2. Meningkatnya pemahaman dan kebanggaan masyarakat Aceh terhadap Negara
Kesatuan Republik Indonesia.
II.4-2
3. Menurunnya kekuatan OPM dan melemahnya dukungan simpatisan OPM di dalam
dan luar negeri
4. Terdeteksi dan dapat dicegahnya potensi separatisme.
C. ARAH KEBIJAKAN PEMBANGUNAN TAHUN 2007
Arah kebijakan yang akan ditempuh dalam rangka mencegah dan menanggulangi
gerakan separatisme pada tahun 2007 adalah sebagai berikut:
1. Penguatan koordinasi dan kerjasama diantara lembaga pemerintah dalam
pencegahan dan penanggulangan separtisme.
2. Meningkatkan kesejahteraan masyarakat Aceh melalui perbaikan akses masyarakat
lokal terhadap sumber daya ekonomi dan politik tanpa diskriminasi.

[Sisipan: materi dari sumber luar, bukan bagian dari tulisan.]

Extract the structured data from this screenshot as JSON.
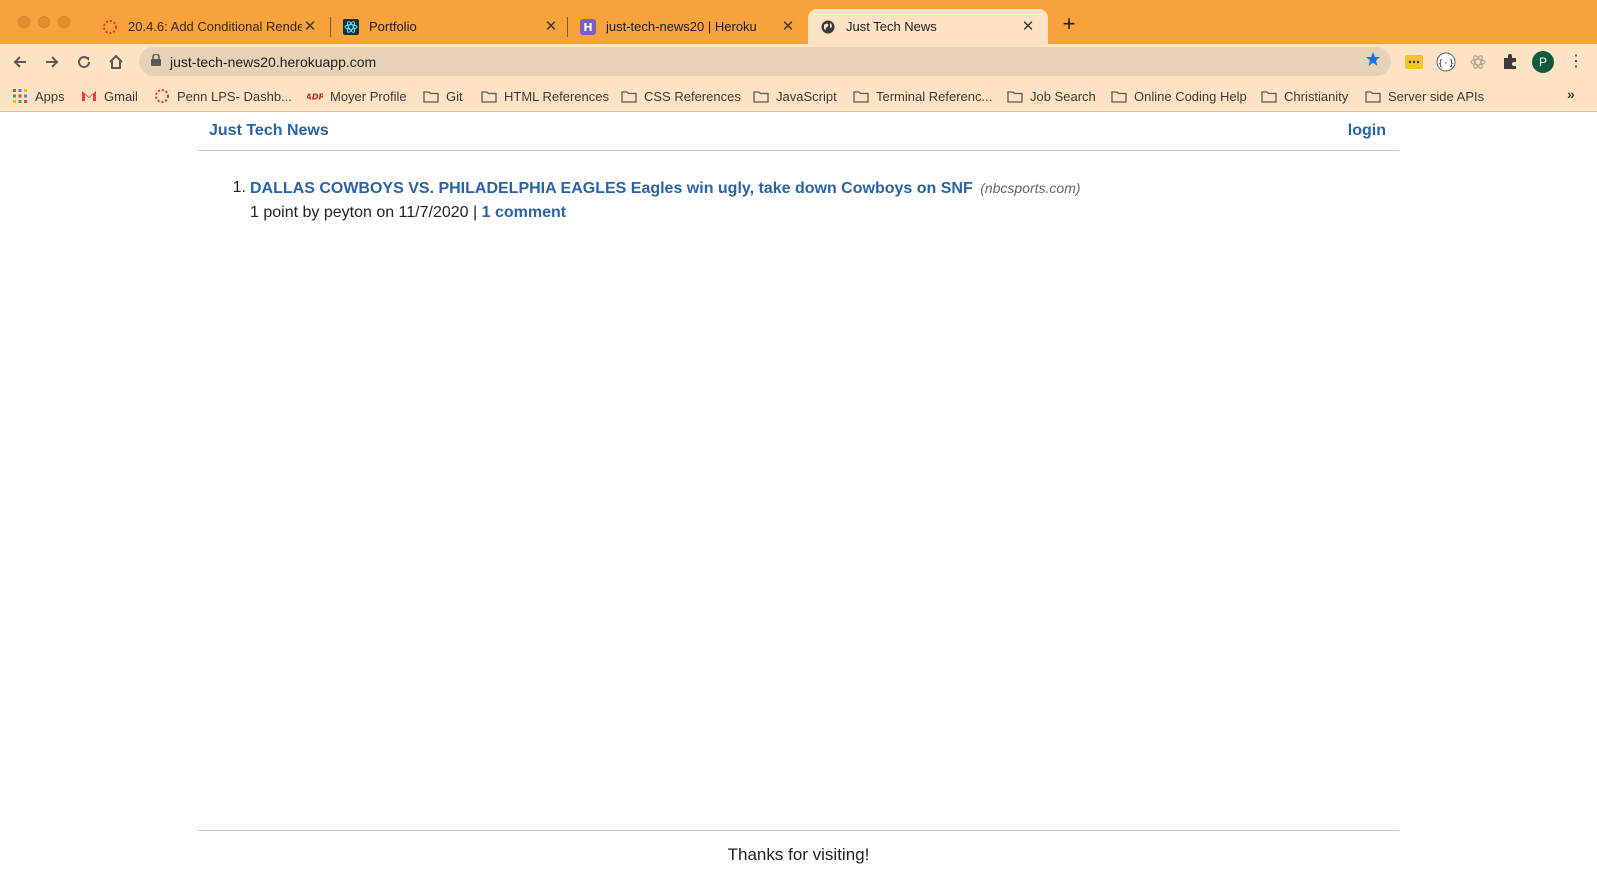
{
  "browser": {
    "tabs": [
      {
        "title": "20.4.6: Add Conditional Rende",
        "icon": "canvas-ring-icon",
        "active": false
      },
      {
        "title": "Portfolio",
        "icon": "react-atom-icon",
        "active": false
      },
      {
        "title": "just-tech-news20 | Heroku",
        "icon": "heroku-icon",
        "active": false
      },
      {
        "title": "Just Tech News",
        "icon": "globe-icon",
        "active": true
      }
    ],
    "url": "just-tech-news20.herokuapp.com",
    "profile_initial": "P",
    "bookmarks": [
      {
        "label": "Apps",
        "icon": "apps-grid-icon"
      },
      {
        "label": "Gmail",
        "icon": "gmail-icon"
      },
      {
        "label": "Penn LPS- Dashb...",
        "icon": "canvas-ring-icon"
      },
      {
        "label": "Moyer Profile",
        "icon": "adp-icon"
      },
      {
        "label": "Git",
        "icon": "folder-icon"
      },
      {
        "label": "HTML References",
        "icon": "folder-icon"
      },
      {
        "label": "CSS References",
        "icon": "folder-icon"
      },
      {
        "label": "JavaScript",
        "icon": "folder-icon"
      },
      {
        "label": "Terminal Referenc...",
        "icon": "folder-icon"
      },
      {
        "label": "Job Search",
        "icon": "folder-icon"
      },
      {
        "label": "Online Coding Help",
        "icon": "folder-icon"
      },
      {
        "label": "Christianity",
        "icon": "folder-icon"
      },
      {
        "label": "Server side APIs",
        "icon": "folder-icon"
      }
    ],
    "colors": {
      "tabbar": "#f8a23c",
      "toolbar": "#fde3c4",
      "link": "#2b63a8"
    }
  },
  "site": {
    "brand": "Just Tech News",
    "login_label": "login",
    "posts": [
      {
        "number": "1.",
        "title": "DALLAS COWBOYS VS. PHILADELPHIA EAGLES Eagles win ugly, take down Cowboys on SNF",
        "domain": "(nbcsports.com)",
        "meta": "1 point by peyton on 11/7/2020 |",
        "comments": "1 comment"
      }
    ],
    "footer": "Thanks for visiting!"
  }
}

3. Melaksanakan pendidikan politik dan bela negara secara formal, informal, dialogis,
serta melalui media massa dalam rangka meningkatkan rasa saling percaya dan
menumbuhkan kecintaan terhadap NKRI.
4. Meningkatkan upaya diplomasi luar negeri dalam rangka kontra diplomasi OPM di
dalam dan di luar negeri.
5. Mengefektifkan upaya deteksi secara dini (early warning system) dan pencegahan
awal potensi konflik dan separatisme.